VBAでバラバラな変数を一つにまとめたいとき、真っ先に候補に上がるのが「ユーザー定義型(Type句)」です。しかし、中級者以上になると「クラスモジュール(Object)」との使い分けに悩むことも。今回は、基本の書き方から、実務で役立つObjectとの使い分け判断基準まで徹底解説します。

1. 基本文法:Typeステートメントで「型」を作る

ユーザー定義型は、標準モジュールの先頭(宣言セクション)で Type を宣言します。これにより、複数の異なるデータ型を「一つの変数」として扱えるようになります。

[ 構文 ]
Type UserType
    Id As Integer
    Name As String
End Type

2. 実践サンプル:データの代入と出力

ポイント:Dimで宣言するだけで「実体」ができる

ユーザー定義型は、Objectと違い Set や New を使う必要がありません。宣言した瞬間からメモリ上に領域が確保されるため、非常に軽量で高速です。

Sub Macro1()
  Dim User As UserType  ' Newは不要!
  
  User.Id = 1
  User.Name = "いけいけ理系NEO"
  
  Debug.Print User.Id
  Debug.Print User.Name
End Sub

3. 徹底比較:ユーザー定義型 vs Object(クラス)

どちらを使うべきか迷ったときは、以下の「エンジニアの判断基準」を参考にしてください。

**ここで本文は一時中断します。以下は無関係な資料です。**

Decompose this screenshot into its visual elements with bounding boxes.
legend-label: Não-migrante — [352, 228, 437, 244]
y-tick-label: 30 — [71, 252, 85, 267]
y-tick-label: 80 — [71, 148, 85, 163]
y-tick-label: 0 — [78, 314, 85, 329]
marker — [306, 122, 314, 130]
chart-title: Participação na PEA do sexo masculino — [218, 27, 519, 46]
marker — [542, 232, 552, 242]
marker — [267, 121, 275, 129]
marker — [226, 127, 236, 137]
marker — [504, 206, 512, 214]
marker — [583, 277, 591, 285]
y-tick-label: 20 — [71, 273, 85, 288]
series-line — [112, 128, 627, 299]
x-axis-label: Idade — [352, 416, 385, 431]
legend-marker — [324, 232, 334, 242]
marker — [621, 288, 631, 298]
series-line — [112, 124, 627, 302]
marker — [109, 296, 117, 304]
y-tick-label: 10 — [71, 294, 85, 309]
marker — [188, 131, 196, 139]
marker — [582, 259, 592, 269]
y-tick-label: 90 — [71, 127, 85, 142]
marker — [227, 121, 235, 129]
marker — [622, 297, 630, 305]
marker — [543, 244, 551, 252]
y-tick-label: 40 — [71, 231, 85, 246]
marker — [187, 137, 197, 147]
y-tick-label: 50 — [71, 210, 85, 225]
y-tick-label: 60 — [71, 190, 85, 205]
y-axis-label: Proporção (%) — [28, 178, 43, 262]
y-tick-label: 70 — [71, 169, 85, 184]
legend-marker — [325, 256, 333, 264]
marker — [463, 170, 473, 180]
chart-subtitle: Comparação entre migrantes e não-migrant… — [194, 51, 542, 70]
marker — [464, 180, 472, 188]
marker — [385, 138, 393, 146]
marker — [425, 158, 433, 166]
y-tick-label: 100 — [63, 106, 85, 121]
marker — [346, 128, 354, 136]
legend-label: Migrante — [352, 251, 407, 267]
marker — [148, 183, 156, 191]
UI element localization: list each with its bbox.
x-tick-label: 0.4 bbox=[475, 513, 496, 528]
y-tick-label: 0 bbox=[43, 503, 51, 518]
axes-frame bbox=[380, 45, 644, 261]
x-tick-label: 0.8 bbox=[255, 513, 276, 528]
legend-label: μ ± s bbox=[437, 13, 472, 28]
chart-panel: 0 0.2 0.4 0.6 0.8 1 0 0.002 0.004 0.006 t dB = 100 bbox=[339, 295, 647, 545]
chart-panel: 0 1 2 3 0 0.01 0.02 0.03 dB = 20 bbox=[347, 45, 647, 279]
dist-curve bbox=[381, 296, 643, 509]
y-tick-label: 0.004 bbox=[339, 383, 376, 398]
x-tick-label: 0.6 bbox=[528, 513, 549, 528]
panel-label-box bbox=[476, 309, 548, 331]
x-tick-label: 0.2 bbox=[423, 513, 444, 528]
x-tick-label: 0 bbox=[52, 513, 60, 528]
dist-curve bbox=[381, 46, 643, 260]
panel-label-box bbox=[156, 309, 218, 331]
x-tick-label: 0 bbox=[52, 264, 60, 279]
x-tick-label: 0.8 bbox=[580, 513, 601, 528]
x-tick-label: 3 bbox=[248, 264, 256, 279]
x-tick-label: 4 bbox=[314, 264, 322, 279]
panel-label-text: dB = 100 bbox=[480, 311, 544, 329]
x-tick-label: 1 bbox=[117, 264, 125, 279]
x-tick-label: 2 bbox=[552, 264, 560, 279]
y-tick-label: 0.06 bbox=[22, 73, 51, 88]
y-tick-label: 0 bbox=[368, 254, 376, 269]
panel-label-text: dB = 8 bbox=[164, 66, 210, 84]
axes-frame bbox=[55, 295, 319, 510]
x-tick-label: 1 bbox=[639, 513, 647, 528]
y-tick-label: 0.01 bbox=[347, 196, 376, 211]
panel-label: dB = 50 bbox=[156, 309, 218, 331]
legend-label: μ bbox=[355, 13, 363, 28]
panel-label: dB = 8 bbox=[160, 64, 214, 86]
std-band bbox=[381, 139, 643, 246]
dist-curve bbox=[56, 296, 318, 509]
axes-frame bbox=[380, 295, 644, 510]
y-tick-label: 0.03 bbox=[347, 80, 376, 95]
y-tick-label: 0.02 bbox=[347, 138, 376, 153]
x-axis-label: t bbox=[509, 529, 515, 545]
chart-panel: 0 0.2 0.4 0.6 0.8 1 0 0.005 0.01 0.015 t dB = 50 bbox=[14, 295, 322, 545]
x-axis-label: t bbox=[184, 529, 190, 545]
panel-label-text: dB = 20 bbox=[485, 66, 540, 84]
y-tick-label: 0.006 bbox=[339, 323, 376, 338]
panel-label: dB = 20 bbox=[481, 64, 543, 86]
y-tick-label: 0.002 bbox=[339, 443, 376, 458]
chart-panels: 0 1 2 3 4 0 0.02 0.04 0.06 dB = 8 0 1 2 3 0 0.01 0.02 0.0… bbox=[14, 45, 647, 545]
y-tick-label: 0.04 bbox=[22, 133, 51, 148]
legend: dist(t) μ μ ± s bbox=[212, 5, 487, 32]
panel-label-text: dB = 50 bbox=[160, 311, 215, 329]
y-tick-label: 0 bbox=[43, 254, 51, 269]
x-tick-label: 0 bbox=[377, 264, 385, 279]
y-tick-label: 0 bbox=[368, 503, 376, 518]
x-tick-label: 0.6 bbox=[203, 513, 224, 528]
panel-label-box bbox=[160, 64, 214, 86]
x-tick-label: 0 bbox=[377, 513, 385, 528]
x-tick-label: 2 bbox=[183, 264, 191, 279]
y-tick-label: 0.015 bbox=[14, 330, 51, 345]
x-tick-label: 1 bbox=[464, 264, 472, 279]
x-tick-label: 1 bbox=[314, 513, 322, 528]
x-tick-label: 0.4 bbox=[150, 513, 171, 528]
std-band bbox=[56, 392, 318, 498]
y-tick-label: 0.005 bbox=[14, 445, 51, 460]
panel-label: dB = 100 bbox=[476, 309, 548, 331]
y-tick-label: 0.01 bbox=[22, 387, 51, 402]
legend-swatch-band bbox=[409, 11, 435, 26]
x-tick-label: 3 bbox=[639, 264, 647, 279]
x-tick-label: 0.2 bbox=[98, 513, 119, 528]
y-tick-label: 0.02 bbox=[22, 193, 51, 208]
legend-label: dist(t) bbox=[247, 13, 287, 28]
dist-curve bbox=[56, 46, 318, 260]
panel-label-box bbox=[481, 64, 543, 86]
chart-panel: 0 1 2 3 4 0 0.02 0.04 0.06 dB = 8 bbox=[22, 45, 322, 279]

比較項目ユーザー定義型 (Type)Object (Class)
生成コスト 極めて軽量・高速 Newが必要でやや重い
メソッド 持てない(データのみ) 持てる(処理も内包)
配列・連想配列 Collectionに入れられない Collection等に格納可能

4. まとめ:結局どっちを使えばいいの?

1. Typeを使うべき時: 「単純に値をセットで持ちたいだけ」の場合です。例えば座標(X, Y)や、一時的な構造データの保持など、メモリ消費を抑えて「いけいけ」なスピードで回したいループ処理に向いています。
2. Object(クラス)を使うべき時: 「そのデータに関連する独自の処理(メソッド)」を持たせたい時や、データを Collection や Dictionary に詰め込んで管理したい時です。Javaなどのオブジェクト指向的な設計が必要な大規模開発ではクラス一択です。
3. エンジニアの視点: ユーザー定義型は「構造体」、Objectは「インスタンス」と考えるとスッキリします。VBAでも「データ」と「振る舞い」を分離することで、コードの保守性は見違えるほど良くなります。


5. 最後に

初心者はまず、手軽な「ユーザー定義型」から始めてみましょう。変数が整理される快感を覚えたら、次は「クラスモジュール(Object)」に挑戦して、より高度な設計を目指してみてください。使い分けができるようになれば、あなたのVBAスキルはプロの領域です。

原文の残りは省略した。